Rasulullah bersabda kepada seorang wanita yang ibunya meninggal dengan memiliki kewajiban puasa:
"Bagaimana jika ibumu memiliki hutang kepada manusia, apakah kamu akan melunasinya?" Wanita itu menjawab: "Ya." Rasulullah lalu bersabda: "Hutang kepada Allah lebih berhak untuk dilunasi." (HR Muslim).
Dari sinilah muncul pemahaman bahwa puasa yang ditinggalkan oleh orang tua termasuk dalam kategori “hutang spiritual” yang boleh ditunaikan oleh keluarganya sebagai bentuk tanggung jawab dan bakti.
Namun, perlu diketahui juga bahwa jika orang tua yang masih hidup tidak mampu berpuasa karena kondisi medis atau usia yang tidak memungkinkan, maka Islam tidak membebankan anak untuk menggantikannya dengan puasa.
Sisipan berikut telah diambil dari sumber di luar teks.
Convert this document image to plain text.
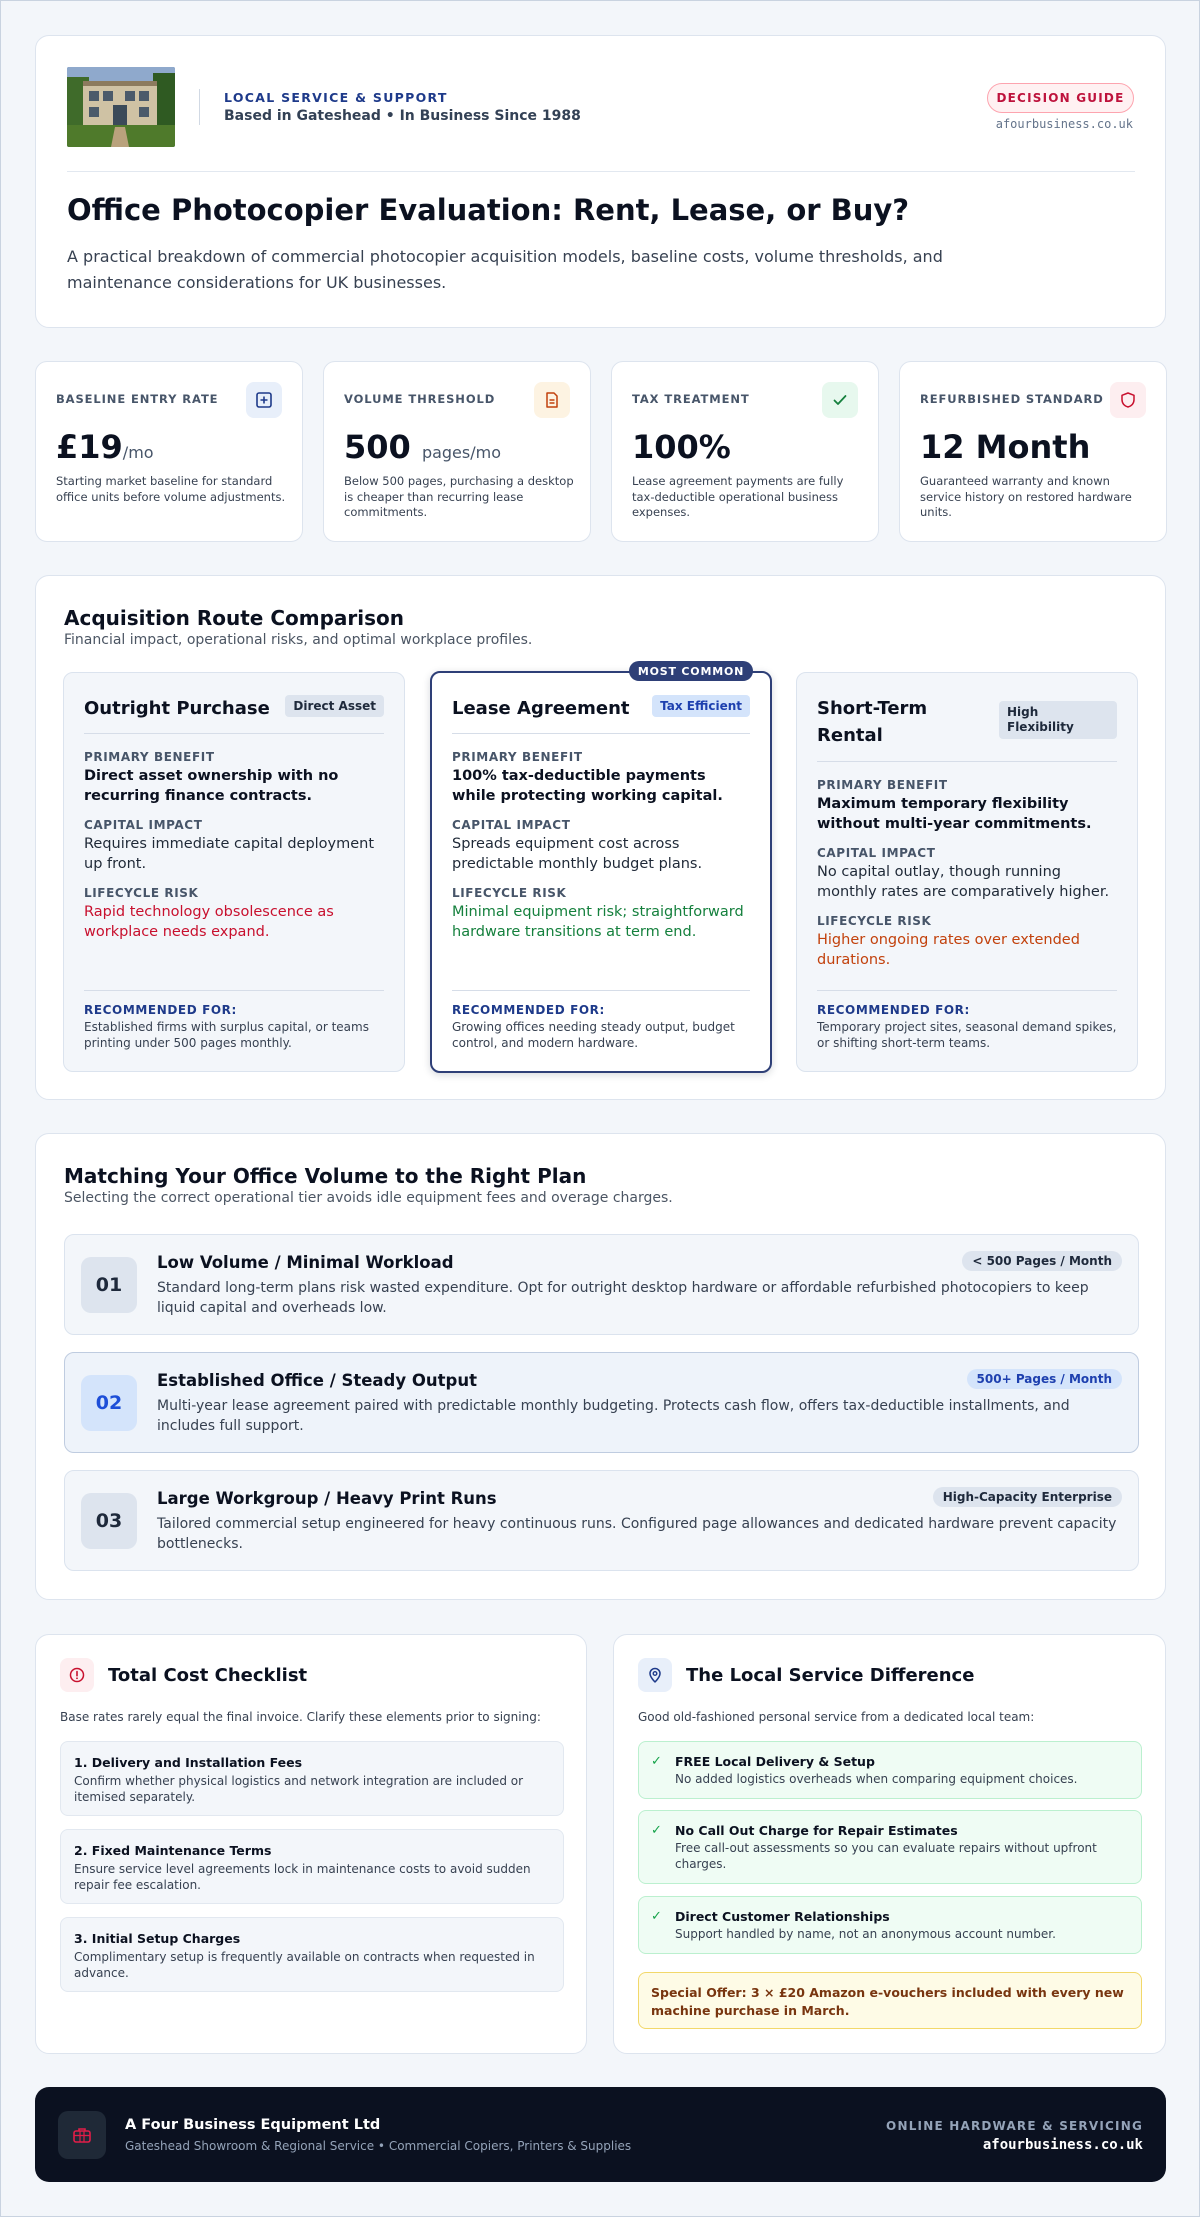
LOCAL SERVICE & SUPPORT
Based in Gateshead • In Business Since 1988
DECISION GUIDE
afourbusiness.co.uk
Office Photocopier Evaluation: Rent, Lease, or Buy?
A practical breakdown of commercial photocopier acquisition models, baseline costs, volume thresholds, and maintenance considerations for UK businesses.
BASELINE ENTRY RATE
£19/mo
Starting market baseline for standard office units before volume adjustments.
VOLUME THRESHOLD
500 pages/mo
Below 500 pages, purchasing a desktop is cheaper than recurring lease commitments.
TAX TREATMENT
100%
Lease agreement payments are fully tax-deductible operational business expenses.
REFURBISHED STANDARD
12 Month
Guaranteed warranty and known service history on restored hardware units.
Acquisition Route Comparison
Financial impact, operational risks, and optimal workplace profiles.
Outright Purchase	Direct Asset
PRIMARY BENEFIT
Direct asset ownership with no recurring finance contracts.
CAPITAL IMPACT
Requires immediate capital deployment up front.
LIFECYCLE RISK
Rapid technology obsolescence as workplace needs expand.
RECOMMENDED FOR:
Established firms with surplus capital, or teams printing under 500 pages monthly.
Lease Agreement	Tax Efficient
PRIMARY BENEFIT
100% tax-deductible payments while protecting working capital.
CAPITAL IMPACT
Spreads equipment cost across predictable monthly budget plans.
LIFECYCLE RISK
Minimal equipment risk; straightforward hardware transitions at term end.
RECOMMENDED FOR:
Growing offices needing steady output, budget control, and modern hardware.
Short-Term Rental
High Flexibility
PRIMARY BENEFIT
Maximum temporary flexibility without multi-year commitments.
CAPITAL IMPACT
No capital outlay, though running monthly rates are comparatively higher.
LIFECYCLE RISK
Higher ongoing rates over extended durations.
RECOMMENDED FOR:
Temporary project sites, seasonal demand spikes, or shifting short-term teams.
MOST COMMON
Matching Your Office Volume to the Right Plan
Selecting the correct operational tier avoids idle equipment fees and overage charges.
01
Low Volume / Minimal Workload	< 500 Pages / Month
Standard long-term plans risk wasted expenditure. Opt for outright desktop hardware or affordable refurbished photocopiers to keep liquid capital and overheads low.
02
Established Office / Steady Output	500+ Pages / Month
Multi-year lease agreement paired with predictable monthly budgeting. Protects cash flow, offers tax-deductible installments, and includes full support.
03
Large Workgroup / Heavy Print Runs	High-Capacity Enterprise
Tailored commercial setup engineered for heavy continuous runs. Configured page allowances and dedicated hardware prevent capacity bottlenecks.
Total Cost Checklist
Base rates rarely equal the final invoice. Clarify these elements prior to signing:
1. Delivery and Installation Fees
Confirm whether physical logistics and network integration are included or itemised separately.
2. Fixed Maintenance Terms
Ensure service level agreements lock in maintenance costs to avoid sudden repair fee escalation.
3. Initial Setup Charges
Complimentary setup is frequently available on contracts when requested in advance.
The Local Service Difference
Good old-fashioned personal service from a dedicated local team:
✓ FREE Local Delivery & Setup
No added logistics overheads when comparing equipment choices.
✓ No Call Out Charge for Repair Estimates
Free call-out assessments so you can evaluate repairs without upfront charges.
✓ Direct Customer Relationships
Support handled by name, not an anonymous account number.
Special Offer: 3 × £20 Amazon e-vouchers included with every new machine purchase in March.
A Four Business Equipment Ltd
Gateshead Showroom & Regional Service • Commercial Copiers, Printers & Supplies
ONLINE HARDWARE & SERVICING
afourbusiness.co.uk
Sebagai gantinya, membayar fidyah menjadi opsi yang sesuai dengan syariat. Fidyah berupa memberi makan kepada orang miskin, dihitung per hari puasa yang ditinggalkan.
Dalam praktiknya, fidyah puasa bisa disalurkan melalui lembaga amil zakat atau langsung kepada orang yang membutuhkan. Besaran fidyah disesuaikan dengan harga makanan pokok di daerah masing-masing, yang biasanya setara dengan satu kali makan siang atau malam.
Kebolehan mengqadha puasa orang yang sudah meninggal ini menjadi solusi bagi banyak keluarga Muslim yang ingin melunasi tanggung jawab ibadah orang tercinta mereka.
Tentu saja, niat dan tata cara pelaksanaannya harus dilakukan dengan penuh kesungguhan, sebagai bentuk ibadah yang bernilai tinggi di sisi Allah SWT.
Dengan demikian, menjawab pertanyaan bolehkah membayar hutang puasa orangtua, jawabannya adalah boleh dan dianjurkan, terutama jika orangtua sudah wafat dan belum sempat menunaikan kewajibannya.
Islam memandang ibadah sebagai amanah yang tidak terputus oleh kematian, dan anak-anak memiliki peran penting dalam meneruskan amal baik orangtuanya.